Assessing the current situation across all of the lifecycle components, including data integrity is the best place to start.
Once the current state is understood, the following steps should be taken:
1) Identify specific opportunities and create a detailed view of the desired outcome
2) Define gaps, effort, and the high-level business case for each opportunity
3) Create a roadmap that includes a prioritized set of initiatives
By deploying the tools and enablers necessary for success, such as data management, workflow software, system interoperability, enterprise visibility and cross-department communication, hospitals can both increase patient safety and substantially reduce their costs. 24×7
Troy Kenyon is the president of Mainspring Healthcare Solutions, Waltham, Mass, a company that assists hospitals with total lifecycle management.
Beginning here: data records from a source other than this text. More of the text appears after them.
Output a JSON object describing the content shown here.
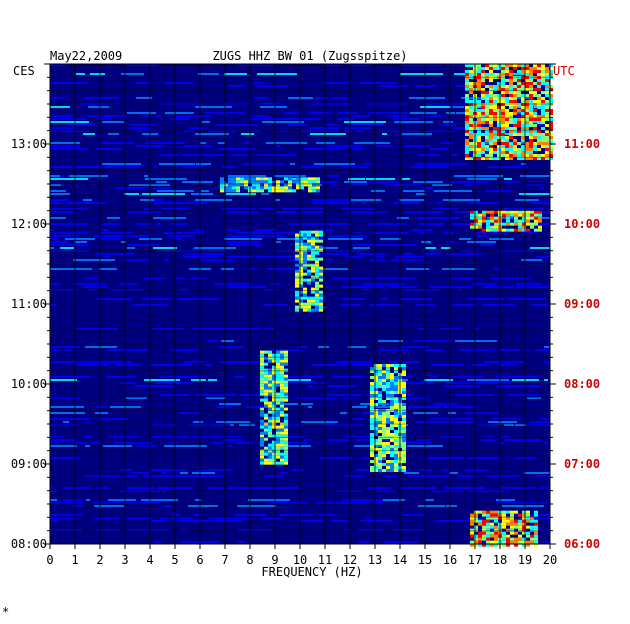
{
  "chart_data": {
    "type": "heatmap",
    "date": "May22,2009",
    "title": "ZUGS HHZ BW 01 (Zugsspitze)",
    "xlabel": "FREQUENCY (HZ)",
    "xlim": [
      0,
      20
    ],
    "x_ticks": [
      "0",
      "1",
      "2",
      "3",
      "4",
      "5",
      "6",
      "7",
      "8",
      "9",
      "10",
      "11",
      "12",
      "13",
      "14",
      "15",
      "16",
      "17",
      "18",
      "19",
      "20"
    ],
    "left_axis_label": "CES",
    "left_ticks": [
      "13:00",
      "12:00",
      "11:00",
      "10:00",
      "09:00",
      "08:00"
    ],
    "right_axis_label": "UTC",
    "right_ticks": [
      "11:00",
      "10:00",
      "09:00",
      "08:00",
      "07:00",
      "06:00"
    ],
    "time_range_utc": [
      "06:00",
      "12:00"
    ],
    "colors": {
      "background": "#00007f",
      "axis_text": "#000000",
      "utc_text": "#d40000",
      "gridline": "#000000",
      "colormap": [
        "#00008f",
        "#0000ff",
        "#0080ff",
        "#00ffff",
        "#80ff80",
        "#ffff00",
        "#ff8000",
        "#ff0000"
      ]
    },
    "energy_features": [
      {
        "freq_range_hz": [
          16.6,
          20
        ],
        "time_utc": [
          "10:50",
          "12:00"
        ],
        "level": "high"
      },
      {
        "freq_range_hz": [
          16.8,
          19.6
        ],
        "time_utc": [
          "09:55",
          "10:10"
        ],
        "level": "high"
      },
      {
        "freq_range_hz": [
          16.8,
          19.4
        ],
        "time_utc": [
          "06:00",
          "06:25"
        ],
        "level": "high"
      },
      {
        "freq_range_hz": [
          12.8,
          14.2
        ],
        "time_utc": [
          "06:55",
          "08:15"
        ],
        "level": "medium"
      },
      {
        "freq_range_hz": [
          8.4,
          9.4
        ],
        "time_utc": [
          "07:00",
          "08:25"
        ],
        "level": "medium"
      },
      {
        "freq_range_hz": [
          9.8,
          10.8
        ],
        "time_utc": [
          "08:55",
          "09:55"
        ],
        "level": "medium"
      },
      {
        "freq_range_hz": [
          6.8,
          10.8
        ],
        "time_utc": [
          "10:25",
          "10:35"
        ],
        "level": "medium"
      }
    ]
  },
  "footer_mark": "*"
}
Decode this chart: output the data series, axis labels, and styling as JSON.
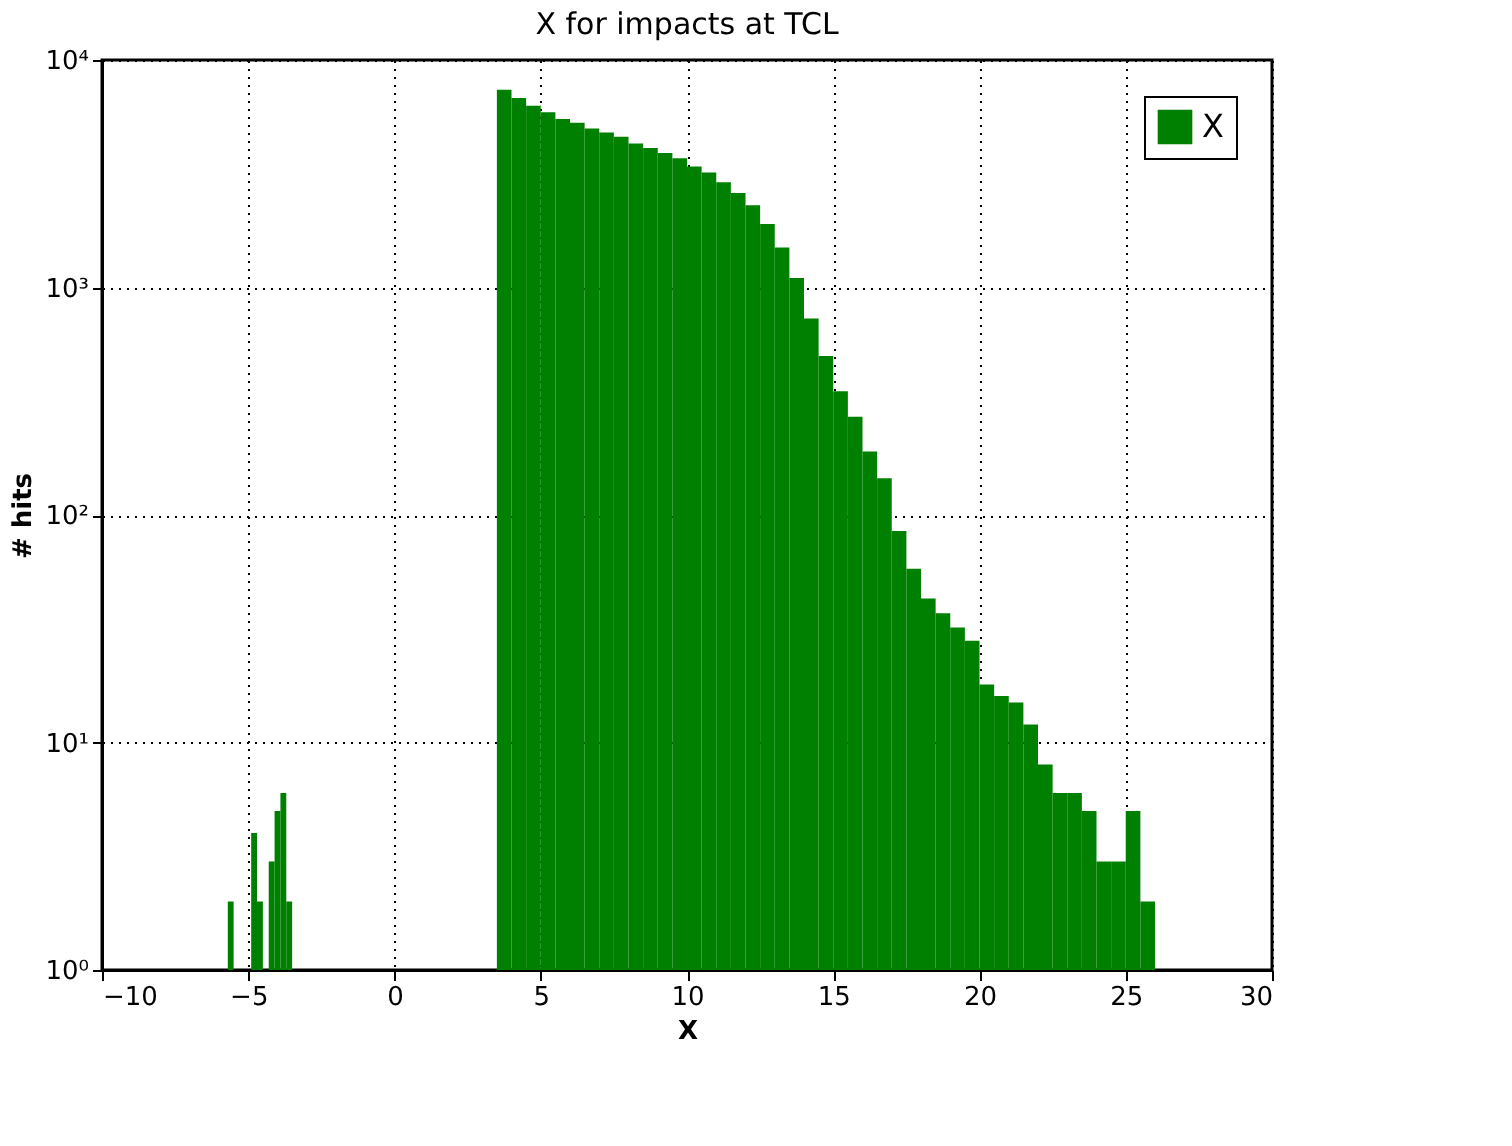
{
  "chart_data": {
    "type": "histogram",
    "title": "X for impacts at TCL",
    "xlabel": "X",
    "ylabel": "# hits",
    "bins": [
      -5.7,
      -5.5,
      -4.9,
      -4.7,
      -4.5,
      -4.3,
      -4.1,
      -3.9,
      -3.7,
      -3.5,
      3.5,
      4.0,
      4.5,
      5.0,
      5.5,
      6.0,
      6.5,
      7.0,
      7.5,
      8.0,
      8.5,
      9.0,
      9.5,
      10.0,
      10.5,
      11.0,
      11.5,
      12.0,
      12.5,
      13.0,
      13.5,
      14.0,
      14.5,
      15.0,
      15.5,
      16.0,
      16.5,
      17.0,
      17.5,
      18.0,
      18.5,
      19.0,
      19.5,
      20.0,
      20.5,
      21.0,
      21.5,
      22.0,
      22.5,
      23.0,
      23.5,
      24.0,
      24.5,
      25.0,
      25.5,
      26.0
    ],
    "series": [
      {
        "name": "X",
        "color": "#008000",
        "values": [
          2,
          null,
          4,
          2,
          null,
          3,
          5,
          6,
          2,
          null,
          7400,
          6800,
          6300,
          5900,
          5500,
          5300,
          5000,
          4800,
          4600,
          4300,
          4100,
          3900,
          3700,
          3400,
          3200,
          2900,
          2600,
          2300,
          1900,
          1500,
          1100,
          730,
          500,
          350,
          270,
          190,
          145,
          85,
          58,
          43,
          37,
          32,
          28,
          18,
          16,
          15,
          12,
          8,
          6,
          6,
          5,
          3,
          3,
          5,
          2
        ]
      }
    ],
    "log": "y",
    "xlim": [
      -10,
      30
    ],
    "xticks": [
      -10,
      -5,
      0,
      5,
      10,
      15,
      20,
      25,
      30
    ],
    "ylim": [
      1,
      10000
    ],
    "yticks": [
      {
        "value": 1,
        "label": "10⁰"
      },
      {
        "value": 10,
        "label": "10¹"
      },
      {
        "value": 100,
        "label": "10²"
      },
      {
        "value": 1000,
        "label": "10³"
      },
      {
        "value": 10000,
        "label": "10⁴"
      }
    ],
    "grid": true,
    "legend": "top right"
  }
}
For more information, contact 24×7 editorial director John Bethune at [email protected].
References
1. Schumann TM. Hospital capital spending. Healthcare Financial Management. 2009;11.
2. Horblyuk R. Out of control: little-used clinical assets are draining healthcare budgets. Healthcare Financial Management. 2012;7:68-72.
3. Diiulio R. The Benefits of Centralization. 24×7. 2008;8:12-20.
Updated April 18, 2014: An earlier version of this article incorrectly identified Scott Skinner as a “former corporate director from Norton Healthcare.”